The program- Incentives
Operation ASHA hires community-based health workers, who are each responsible for operating two DOTS centers. During the first three months, CHWs all receive a fixed salary. Indeed, centers often take a slow start, irrespective of the involvement of the CHW. This initial 3-month period also enables the CHWs to get their bearings in a new place and for the center to be identified by the population. The experiment starts after the initial three months of a center lifespan. Between 3 and approximately 9 months, CHWs have to grow their center until they have reached the optimal size (not more than 50 patients), where they are cost-effective and where patients can be effectively followed-up. Half of the CHWs, randomly chosen, receive a fixed component and a variable amount based on their performance regarding detection of new patients, while the other half receives a fixed salary.
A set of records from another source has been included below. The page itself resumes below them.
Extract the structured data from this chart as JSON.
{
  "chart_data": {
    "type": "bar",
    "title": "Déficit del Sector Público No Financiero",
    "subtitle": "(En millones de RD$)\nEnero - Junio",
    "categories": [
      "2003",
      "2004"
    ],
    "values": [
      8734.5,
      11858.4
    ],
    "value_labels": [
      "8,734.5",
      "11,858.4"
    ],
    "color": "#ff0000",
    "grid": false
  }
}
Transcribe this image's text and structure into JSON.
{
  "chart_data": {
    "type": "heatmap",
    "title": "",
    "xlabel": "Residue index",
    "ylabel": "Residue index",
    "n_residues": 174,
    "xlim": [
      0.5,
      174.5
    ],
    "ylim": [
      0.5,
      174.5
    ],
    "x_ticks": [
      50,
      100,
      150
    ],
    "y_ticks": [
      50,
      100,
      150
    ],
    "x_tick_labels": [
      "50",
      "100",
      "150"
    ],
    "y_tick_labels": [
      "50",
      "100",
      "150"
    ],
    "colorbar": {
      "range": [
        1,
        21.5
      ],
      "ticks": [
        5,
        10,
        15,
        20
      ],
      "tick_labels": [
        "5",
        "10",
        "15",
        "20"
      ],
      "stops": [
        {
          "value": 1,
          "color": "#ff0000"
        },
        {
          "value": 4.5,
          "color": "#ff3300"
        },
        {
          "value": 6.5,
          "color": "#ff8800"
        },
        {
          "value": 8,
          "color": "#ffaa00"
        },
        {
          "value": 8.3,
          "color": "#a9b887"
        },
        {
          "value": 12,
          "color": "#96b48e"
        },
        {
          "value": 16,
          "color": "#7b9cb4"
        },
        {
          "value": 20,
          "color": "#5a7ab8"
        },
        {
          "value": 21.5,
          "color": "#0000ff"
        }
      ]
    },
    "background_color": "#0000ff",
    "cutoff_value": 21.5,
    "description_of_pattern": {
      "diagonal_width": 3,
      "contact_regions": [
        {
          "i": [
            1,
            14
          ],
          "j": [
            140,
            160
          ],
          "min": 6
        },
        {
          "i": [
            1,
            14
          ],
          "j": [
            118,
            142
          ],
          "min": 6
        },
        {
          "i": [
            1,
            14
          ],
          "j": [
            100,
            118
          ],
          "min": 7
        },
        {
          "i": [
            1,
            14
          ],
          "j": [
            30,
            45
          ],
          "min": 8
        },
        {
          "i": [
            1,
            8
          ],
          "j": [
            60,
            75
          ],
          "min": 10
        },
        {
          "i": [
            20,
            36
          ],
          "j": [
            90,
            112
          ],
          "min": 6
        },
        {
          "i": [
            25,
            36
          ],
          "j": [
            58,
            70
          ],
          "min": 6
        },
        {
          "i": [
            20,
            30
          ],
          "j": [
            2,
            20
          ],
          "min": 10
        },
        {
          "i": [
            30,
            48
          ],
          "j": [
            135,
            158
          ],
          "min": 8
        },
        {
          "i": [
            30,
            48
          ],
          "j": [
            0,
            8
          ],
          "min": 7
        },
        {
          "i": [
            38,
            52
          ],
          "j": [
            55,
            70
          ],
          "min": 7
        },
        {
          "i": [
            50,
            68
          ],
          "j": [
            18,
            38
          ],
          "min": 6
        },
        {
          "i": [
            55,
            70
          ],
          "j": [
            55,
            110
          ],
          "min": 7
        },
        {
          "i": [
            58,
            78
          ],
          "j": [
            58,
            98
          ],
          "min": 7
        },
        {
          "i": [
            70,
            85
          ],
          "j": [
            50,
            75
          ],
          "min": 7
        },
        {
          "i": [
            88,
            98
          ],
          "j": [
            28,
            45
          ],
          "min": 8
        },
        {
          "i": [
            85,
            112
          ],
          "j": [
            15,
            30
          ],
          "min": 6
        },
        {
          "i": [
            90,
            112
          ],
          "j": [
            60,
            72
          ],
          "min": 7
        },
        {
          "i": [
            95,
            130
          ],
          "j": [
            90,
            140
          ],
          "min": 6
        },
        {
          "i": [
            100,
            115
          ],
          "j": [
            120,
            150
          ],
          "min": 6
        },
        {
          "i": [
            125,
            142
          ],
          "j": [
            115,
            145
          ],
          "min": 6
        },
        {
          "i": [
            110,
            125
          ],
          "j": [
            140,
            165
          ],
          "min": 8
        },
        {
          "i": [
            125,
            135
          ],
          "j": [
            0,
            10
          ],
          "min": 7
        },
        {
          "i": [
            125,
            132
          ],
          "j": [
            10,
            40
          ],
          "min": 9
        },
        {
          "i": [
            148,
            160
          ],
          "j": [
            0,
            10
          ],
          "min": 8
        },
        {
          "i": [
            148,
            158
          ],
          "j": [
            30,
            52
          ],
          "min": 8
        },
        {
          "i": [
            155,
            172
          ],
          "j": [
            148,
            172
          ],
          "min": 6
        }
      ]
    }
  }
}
After nine months of work, CHWs should focus on preventing defaults. The CHW's compensation scheme is randomized again. Half of them receive a fixed salary for the following 6 months of their contract while the other half receive an incentivized scheme where the variable component no longer depends on the number of detections, but on the number of defaults they prevent. If the number of patients keeps growing, Operation ASHA opens a new center and the detection work is taken over by another CHW operating that newly open center.
These incentives (for detection) or penalties (for default) come in addition to a base salary, that guarantees the health workers that they will get a minimum amount for their work, whatever happens, and thereby contains the amount of risk and stress they are facing. The introduction of financial incentives explicitly linked to the outcome of their counselling work is aimed at increasing their motivation, effort, and performance, and in turn their impact on TB treatment in slums.
The Program- Biometrics
Additionally, there is a second intervention designed to enhance treatment compliance: biometric devices enabling to monitor the absenteeism of Operation ASHA’s health workers, as well as the pills intake by the patients, patient satisfaction, and patient health outcomes.Operation Asha (OA), developed a biometric identification system, eCompliance, based on a fingerprint scanner connected to a low-end computer and cellphone, which were randomly assigned to each counselor.